In case you were busy finally piecing together why the Buffalo Bills’ mascot is a Buffalo, here’s what you missed in sports on Thursday:
- In a battle of reigning Cy Young winners, David Price’s Rays upended R.A. Dickey’s Blue Jays, 5-4, in 10 innings. The Blue Jays, preseason favorites in the hypercompetitive AL East, now sit at the bottom of the division with the second-worst run differential in baseball. Meanwhile, something deep stirs within Cito Gaston, and he rises to dust off the ol’ Blue Phone, the one wired straight to the Rogers Centre, awaiting a call that he knows is coming soon.
- The Chicago Blackhawks eliminated the Minnesota Wild with a comfortable 5-1 win as they won their first playoff series since the Stanley Cup finals in 2010. “I guess fives are Wild,” said Marian Hossa, who had two goals for the Blackhawks, after the game. When met with silence, Hossa explained, “In my native Slovakia, we have a game called poker in which sometimes, in smaller less serious games, some cards are deemed wild and can be used in a number of different hands.

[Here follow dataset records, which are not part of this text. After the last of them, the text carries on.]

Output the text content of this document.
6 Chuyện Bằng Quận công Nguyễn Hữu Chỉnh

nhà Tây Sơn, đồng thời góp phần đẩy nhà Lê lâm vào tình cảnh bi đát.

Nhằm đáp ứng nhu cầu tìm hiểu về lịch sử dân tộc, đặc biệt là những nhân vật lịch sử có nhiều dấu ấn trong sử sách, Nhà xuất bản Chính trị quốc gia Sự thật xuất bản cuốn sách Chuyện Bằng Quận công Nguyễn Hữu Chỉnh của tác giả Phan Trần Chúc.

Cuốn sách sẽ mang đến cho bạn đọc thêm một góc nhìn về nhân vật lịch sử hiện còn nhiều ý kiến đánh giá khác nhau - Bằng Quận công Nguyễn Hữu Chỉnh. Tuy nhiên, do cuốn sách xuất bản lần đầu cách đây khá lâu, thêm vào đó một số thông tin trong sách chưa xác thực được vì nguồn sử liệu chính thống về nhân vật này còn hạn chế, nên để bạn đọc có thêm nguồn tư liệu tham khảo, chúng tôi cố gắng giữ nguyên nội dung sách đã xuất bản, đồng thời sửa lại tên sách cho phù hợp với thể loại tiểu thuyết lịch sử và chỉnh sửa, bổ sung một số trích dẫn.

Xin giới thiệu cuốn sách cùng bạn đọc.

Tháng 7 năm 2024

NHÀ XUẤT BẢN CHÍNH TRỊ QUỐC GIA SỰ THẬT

One might say ‘Fives are wild’ in Slovakia, meaning they can replace threes or fours or any other card. I was referencing that situation, and also the fact that we were playing the Wild and we scored five goals, which is wild.” Hossa then furrowed his brow and promised to stop trying to make references that Americans cannot understand.
- Washington Redskins owner Daniel Snyder said in an interview that “we will never change the name of the team.” Snyder went on to explain, “If we did that, then people would probably have more time to scrutinize the other decisions I’ve made as owner of the Redskins. I certainly can’t afford for that to happen.” Snyder then giggled to himself, thinking about how funny it would be if he pretended to karate chop Robert Griffin III in his surgically reconstructed knee.
- Kansas City starter Jeremy Guthrie extended his magnificent run since joining the Royals with a 6-2 win over the Baltimore Orioles. “This land is my land, this land is my land,” Guthrie said sternly after the game. “From California to the New York island. I’m not screwing around anymore. This land was made for only me.”
- The Ottawa Senators ousted the Montreal Canadiens from the NHL playoffs with a 6-1 beatdown at the Bell Centre. Erik Condra, who had a goal and two assists in the game, was in particularly fine form after Senators captain Daniel Alfredsson screamed, “Up-Up-Down-Down-Left-Right-Left-Right B, A,” at him before the game.
- Roberto Castro equaled the course record at TPC Sawgrass by firing a 63 to take a three-stroke first-round lead at The Players Championship. Castro joins Fred Couples and Greg Norman as the only golfers to put up a 63 in the tournament, portending that he will likely accomplish much in his career while leaving a confusing legacy and falling just short of being immortal, much like his famous namesake, former Cuban leader Fidel Castro.
- Manchester United officially hired Everton’s David Moyes to replace Sir Alex Ferguson as the club’s manager. Moyes has already had an impact on the club, redefining’s Ferguson’s “squeaky-bum time” as the period of time when you’re so excited to actually have funds available in the transfer market that you ruin every negotiation by farting at inopportune moments.
- Jason Giambi and Nick Swisher powered the Cleveland Indians to a 9-2 win over the Oakland A’s at Progressive Field. After the game, A’s general manager Billy Beane bolted awake to realize the entire thing had been a dream. It was September 2002, and Swisher and Giambi were still the property of the Oakland A’s. Beane reached over to his nightstand so he could play a quick game of Snake to calm his jangled nerves and grabbed his iPhone which wait iPhones weren’t around in 2002! Beane bolted awake again to realize that that, too, had been a dream; the year was 2019, and he was in jail for helping to organize an underground baseball league after the sport had been declared illegal. As he lay on the cold concrete floor of his jail cell, he thought back to that night in May 2013 when Nick Swisher and Jason Giambi didn’t beat his A’s to drop them down to .500 for the first time since the first week of the season. That was the night that started the Baseball Illegalization Movement, a.k.a. BIM. If he got out of his jail cell, he would go back in time and make things right, except that he knew that the time traveler’s paradox would thwart his efforts unless he had an idea! Beane bolted awake again, safely back in the present day. Oh, it was all just a dream. He reached over and grabbed his iPhone; his team had lost 9-2. Everything was fine. He went to lock the screen of his iPhone wait this isn’t an iPhone this is a Zune phone! Beane let out an epic scream, which of course no one heard, as the butterfly effect of Beane’s time traveling had left the entire planet deaf for reasons unknown.